Theorem B: Hyperbolicity of Compactifications of Finite Étale Covers

There exists a finite étale cover $\tilde{U} \to U$ such that for any projective compactification $X$ of $\tilde{U}$ with boundary $\tilde{D} = X \setminus \tilde{U}$:

1. General Type: Any irreducible subvariety of $X$ not contained in $\tilde{D}$ is of general type.
2. Picard Hyperbolicity Modulo $\tilde{D}$: Maps from punctured disks extend across the puncture unless their image lies in $\tilde{D}$.
3. Brody/Kobayashi Hyperbolicity Modulo $\tilde{D}$: No non-constant entire curves exist outside $\tilde{D}$.
4. Algebraic Hyperbolicity Modulo $\tilde{D}$: The log-algebraic hyperbolicity inequality holds.
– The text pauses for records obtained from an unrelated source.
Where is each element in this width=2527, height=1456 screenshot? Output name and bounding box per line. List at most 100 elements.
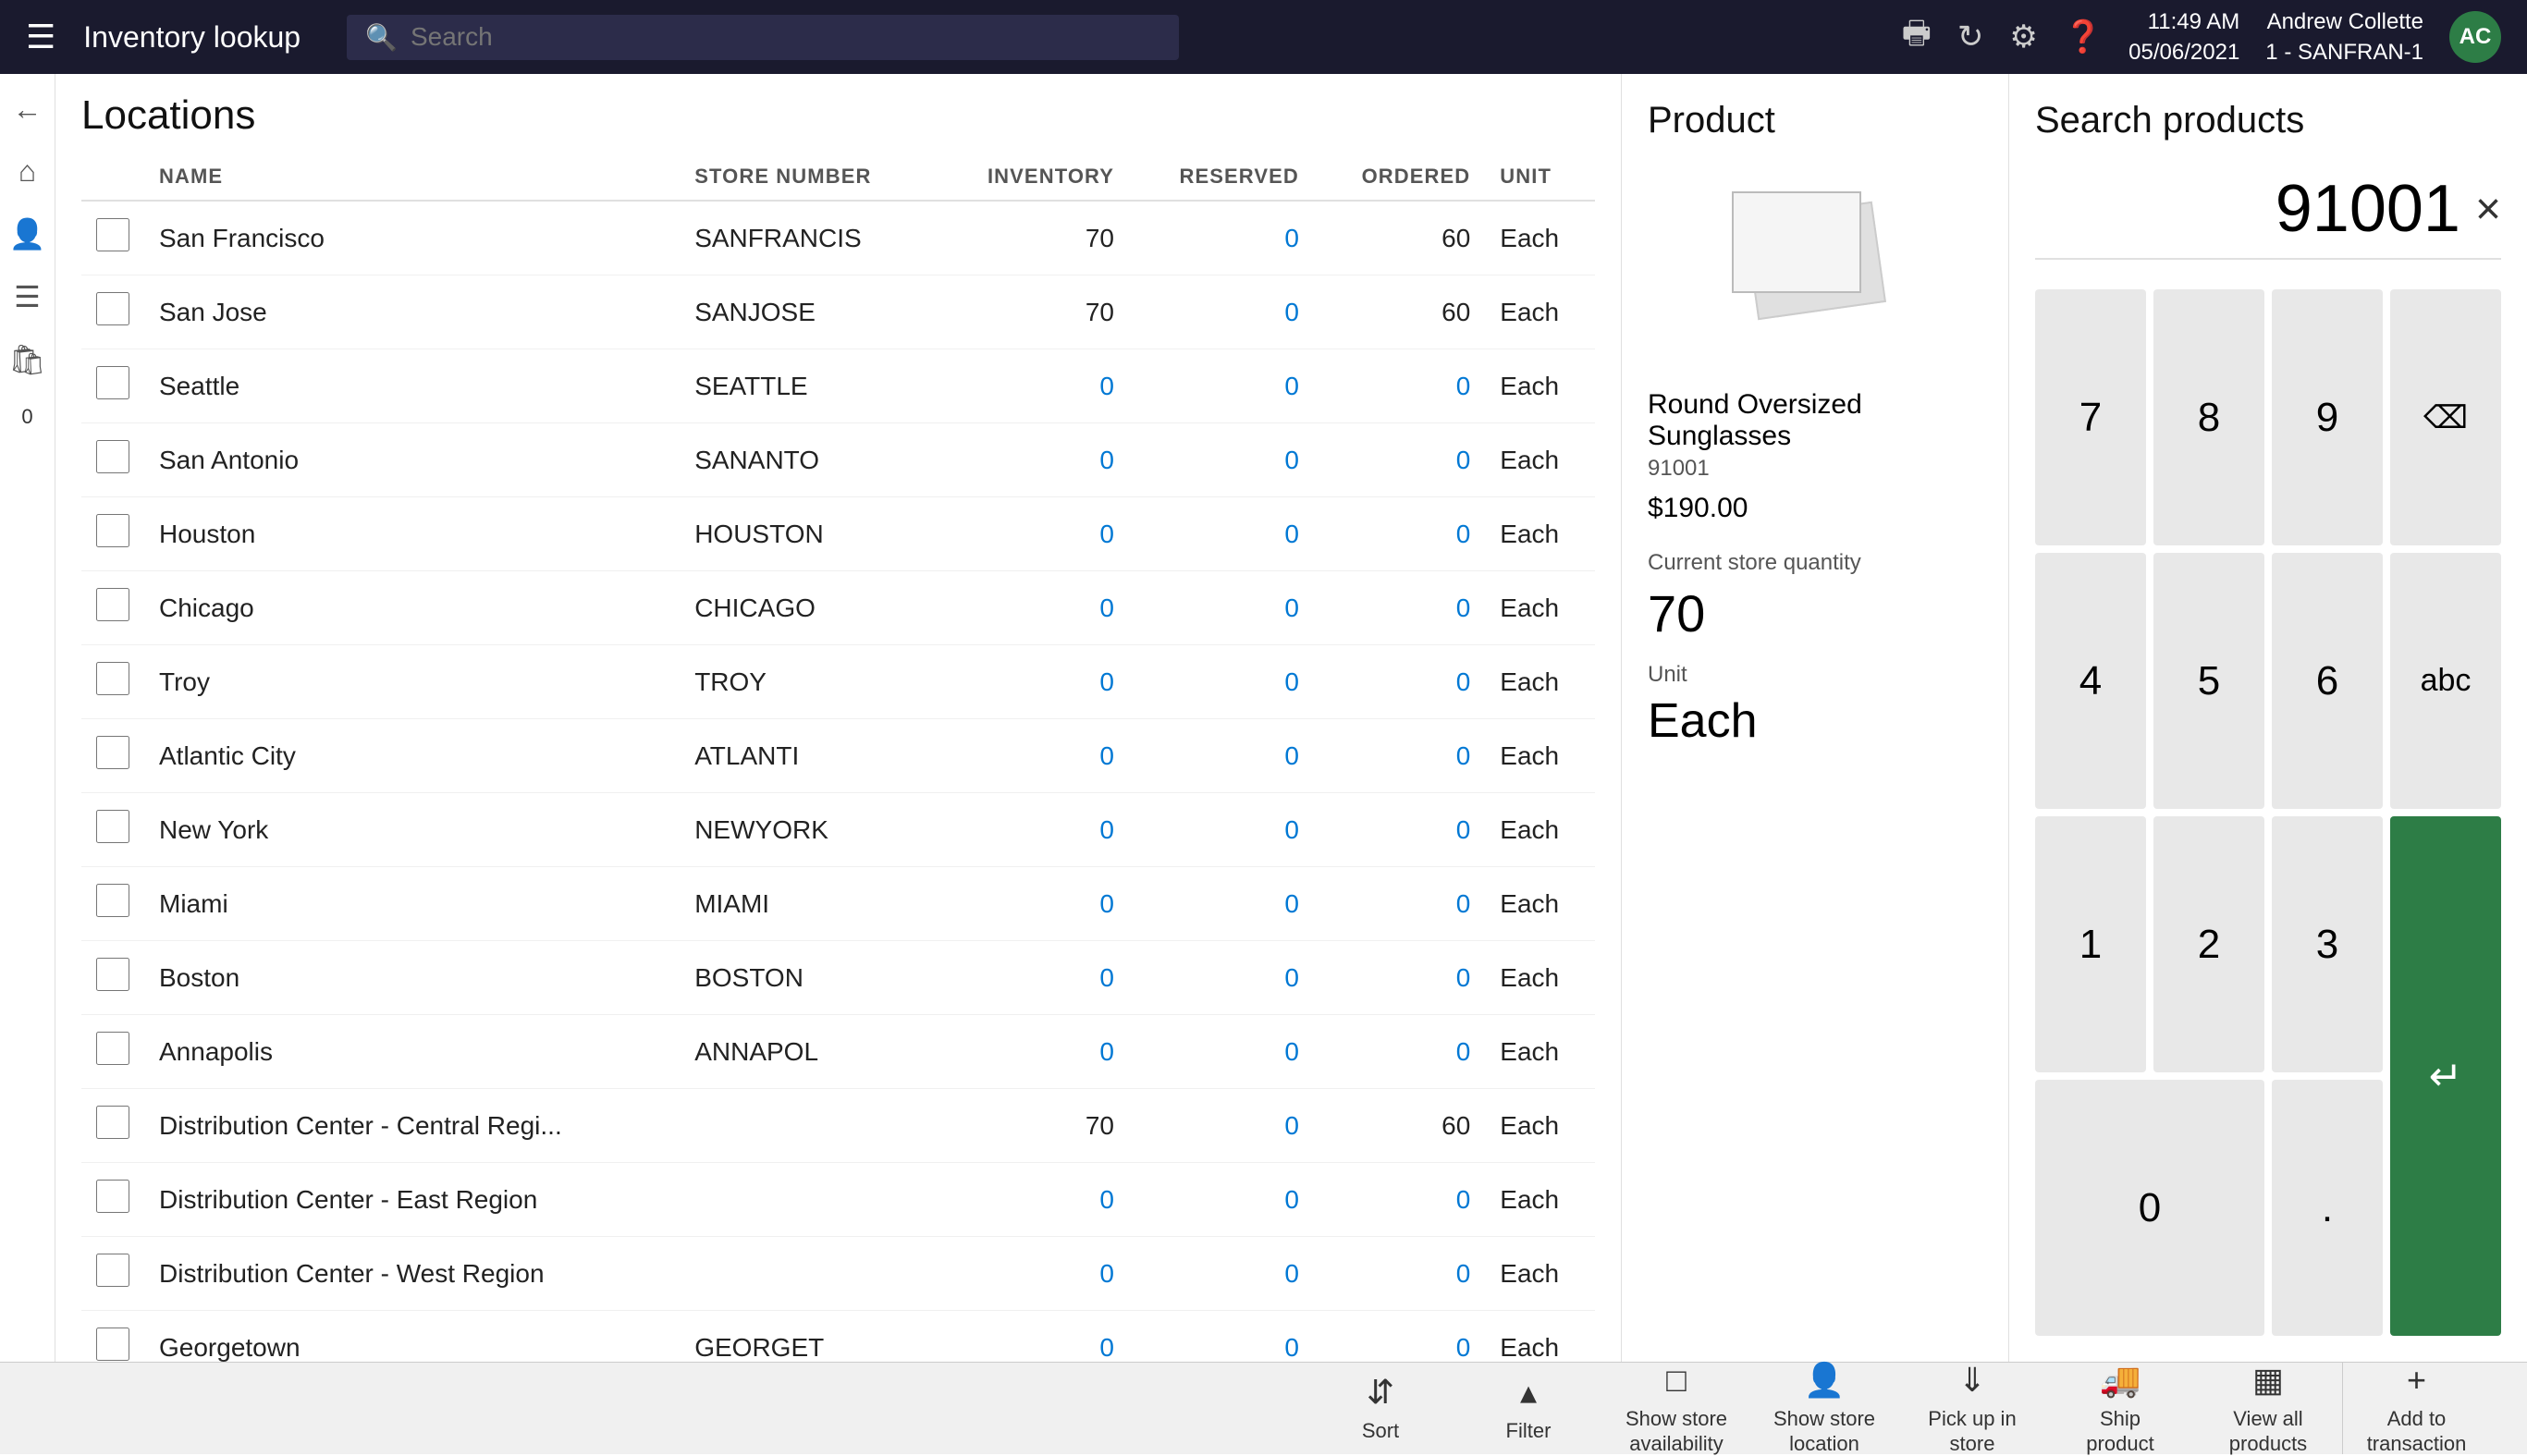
row-checkbox-8[interactable] [96, 810, 129, 843]
user-store: 1 - SANFRAN-1 [2265, 38, 2423, 67]
row-checkbox-2[interactable] [96, 366, 129, 399]
show-store-location-button[interactable]: 👤 Show storelocation [1750, 1363, 1898, 1454]
table-row: Georgetown GEORGET 0 0 0 Each [81, 1311, 1595, 1363]
numpad-2[interactable]: 2 [2153, 816, 2264, 1072]
row-checkbox-9[interactable] [96, 884, 129, 917]
product-img-front [1732, 191, 1861, 293]
left-sidebar: ← ⌂ 👤 ☰ 🛍 0 [0, 74, 55, 1362]
table-row: Seattle SEATTLE 0 0 0 Each [81, 349, 1595, 423]
row-store-number: TROY [680, 645, 935, 719]
row-checkbox-7[interactable] [96, 736, 129, 769]
row-check-cell [81, 1089, 144, 1163]
row-unit: Each [1485, 867, 1595, 941]
row-reserved: 0 [1129, 793, 1314, 867]
numpad-dot[interactable]: . [2272, 1080, 2383, 1336]
refresh-icon[interactable]: ↻ [1957, 18, 1984, 55]
numpad-7[interactable]: 7 [2035, 289, 2146, 545]
numpad-0[interactable]: 0 [2035, 1080, 2264, 1336]
sort-button[interactable]: ⇵ Sort [1306, 1363, 1454, 1454]
row-check-cell [81, 571, 144, 645]
row-name: Distribution Center - Central Regi... [144, 1089, 680, 1163]
search-input[interactable] [411, 22, 1160, 52]
row-check-cell [81, 423, 144, 497]
row-unit: Each [1485, 275, 1595, 349]
ship-icon: 🚚 [2100, 1361, 2141, 1400]
numpad-backspace[interactable]: ⌫ [2390, 289, 2501, 545]
person-icon[interactable]: 👤 [9, 216, 46, 251]
home-icon[interactable]: ⌂ [18, 154, 36, 189]
row-checkbox-3[interactable] [96, 440, 129, 473]
row-checkbox-1[interactable] [96, 292, 129, 325]
col-inventory: INVENTORY [936, 153, 1129, 201]
row-checkbox-13[interactable] [96, 1180, 129, 1213]
row-store-number [680, 1089, 935, 1163]
row-checkbox-10[interactable] [96, 958, 129, 991]
row-name: Annapolis [144, 1015, 680, 1089]
col-reserved: RESERVED [1129, 153, 1314, 201]
numpad-1[interactable]: 1 [2035, 816, 2146, 1072]
numpad-enter[interactable]: ↵ [2390, 816, 2501, 1336]
table-row: Distribution Center - West Region 0 0 0 … [81, 1237, 1595, 1311]
row-unit: Each [1485, 793, 1595, 867]
row-checkbox-12[interactable] [96, 1106, 129, 1139]
product-price: $190.00 [1648, 493, 1982, 524]
pick-up-store-button[interactable]: ⇓ Pick up instore [1898, 1363, 2046, 1454]
show-store-availability-button[interactable]: □ Show storeavailability [1602, 1363, 1750, 1454]
numpad-8[interactable]: 8 [2153, 289, 2264, 545]
numpad-3[interactable]: 3 [2272, 816, 2383, 1072]
bag-icon[interactable]: 🛍 [8, 342, 46, 377]
table-row: San Francisco SANFRANCIS 70 0 60 Each [81, 201, 1595, 275]
topbar-time: 11:49 AM [2148, 7, 2240, 36]
numpad-close-icon[interactable]: × [2475, 184, 2501, 235]
back-icon[interactable]: ← [13, 92, 43, 127]
row-reserved: 0 [1129, 645, 1314, 719]
monitor-icon[interactable]: 🖶 [1902, 11, 1932, 64]
row-reserved: 0 [1129, 423, 1314, 497]
numpad-4[interactable]: 4 [2035, 553, 2146, 809]
search-bar[interactable]: 🔍 [347, 15, 1179, 60]
row-ordered: 0 [1314, 497, 1485, 571]
row-reserved: 0 [1129, 201, 1314, 275]
numpad-abc[interactable]: abc [2390, 553, 2501, 809]
search-icon: 🔍 [365, 22, 398, 53]
row-unit: Each [1485, 1237, 1595, 1311]
help-icon[interactable]: ❓ [2064, 18, 2103, 55]
row-reserved: 0 [1129, 941, 1314, 1015]
row-checkbox-15[interactable] [96, 1328, 129, 1361]
hamburger-icon[interactable]: ☰ [26, 18, 55, 56]
numpad-9[interactable]: 9 [2272, 289, 2383, 545]
unit-value: Each [1648, 693, 1982, 749]
ship-label: Shipproduct [2086, 1407, 2153, 1456]
add-transaction-button[interactable]: + Add totransaction [2342, 1363, 2490, 1454]
show-store-location-label: Show storelocation [1773, 1407, 1875, 1456]
row-check-cell [81, 275, 144, 349]
row-name: Miami [144, 867, 680, 941]
numpad-5[interactable]: 5 [2153, 553, 2264, 809]
row-checkbox-0[interactable] [96, 218, 129, 251]
row-check-cell [81, 793, 144, 867]
filter-button[interactable]: ▴ Filter [1454, 1363, 1602, 1454]
row-checkbox-6[interactable] [96, 662, 129, 695]
numpad-6[interactable]: 6 [2272, 553, 2383, 809]
filter-label: Filter [1506, 1419, 1552, 1443]
row-name: Distribution Center - East Region [144, 1163, 680, 1237]
list-icon[interactable]: ☰ [14, 279, 41, 314]
row-inventory: 70 [936, 1089, 1129, 1163]
avatar[interactable]: AC [2449, 11, 2501, 63]
row-name: Seattle [144, 349, 680, 423]
row-checkbox-11[interactable] [96, 1032, 129, 1065]
bottom-toolbar: ⇵ Sort ▴ Filter □ Show storeavailability… [0, 1362, 2527, 1454]
row-reserved: 0 [1129, 1163, 1314, 1237]
row-checkbox-14[interactable] [96, 1254, 129, 1287]
ship-button[interactable]: 🚚 Shipproduct [2046, 1363, 2194, 1454]
row-check-cell [81, 719, 144, 793]
row-unit: Each [1485, 1311, 1595, 1363]
row-checkbox-4[interactable] [96, 514, 129, 547]
view-all-button[interactable]: ▦ View allproducts [2194, 1363, 2342, 1454]
cart-badge[interactable]: 0 [21, 405, 32, 429]
row-check-cell [81, 867, 144, 941]
topbar: ☰ Inventory lookup 🔍 🖶 ↻ ⚙ ❓ 11:49 AM 05… [0, 0, 2527, 74]
row-store-number [680, 1237, 935, 1311]
row-checkbox-5[interactable] [96, 588, 129, 621]
settings-icon[interactable]: ⚙ [2009, 18, 2037, 55]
Corollary C: Application to Bounded Symmetric Domains

The results unify and generalize previous work on quotients of bounded symmetric domains by torsion-free lattices. It recovers the hyperbolicity results of Nadel, Rousseau, Brunebarbe, and Cadorel, though with a loss of effectivity regarding the level structures of the cover (due to the non-constructive nature of the residual finiteness argument).

---

4. Significance and Impact

1. Methodological Shift: The paper successfully bypasses the need for o-minimal geometry (tame geometry) for proving hyperbolicity in the context of C-PVHS. Instead, it relies on complex-analytic techniques (Finsler metrics, curvature estimates) and Hodge theory (Simpson-Mochizuki extensions). This opens the door to studying hyperbolicity in settings where the monodromy group is not arithmetic or acts non-discretely.
2. Generalization of Big Picard Theorem: It establishes a "Big Picard Theorem" for a much broader class of varieties than previously known, specifically those with non-unipotent local monodromies.
3. Unification of Results: Theorem B provides a unified framework that encompasses the hyperbolicity of moduli spaces of polarized manifolds and quotients of bounded symmetric domains, showing they share the same fundamental hyperbolic nature when viewed through the lens of C-PVHS.
4. Foundation for Future Work: The techniques developed (specifically the construction of the Finsler metric via iterated Higgs fields) have already been applied in subsequent works (e.g., by Cadorel, Deng, and Yamanoi) to prove hyperbolicity for varieties with big representations of their fundamental groups.

In summary, Ya Deng's paper resolves a major gap in the theory of hyperbolic varieties by proving that the presence of a C-PVHS with quasi-finite period map is sufficient to guarantee strong hyperbolicity properties, even in the absence of the rigid arithmetic structures previously thought necessary.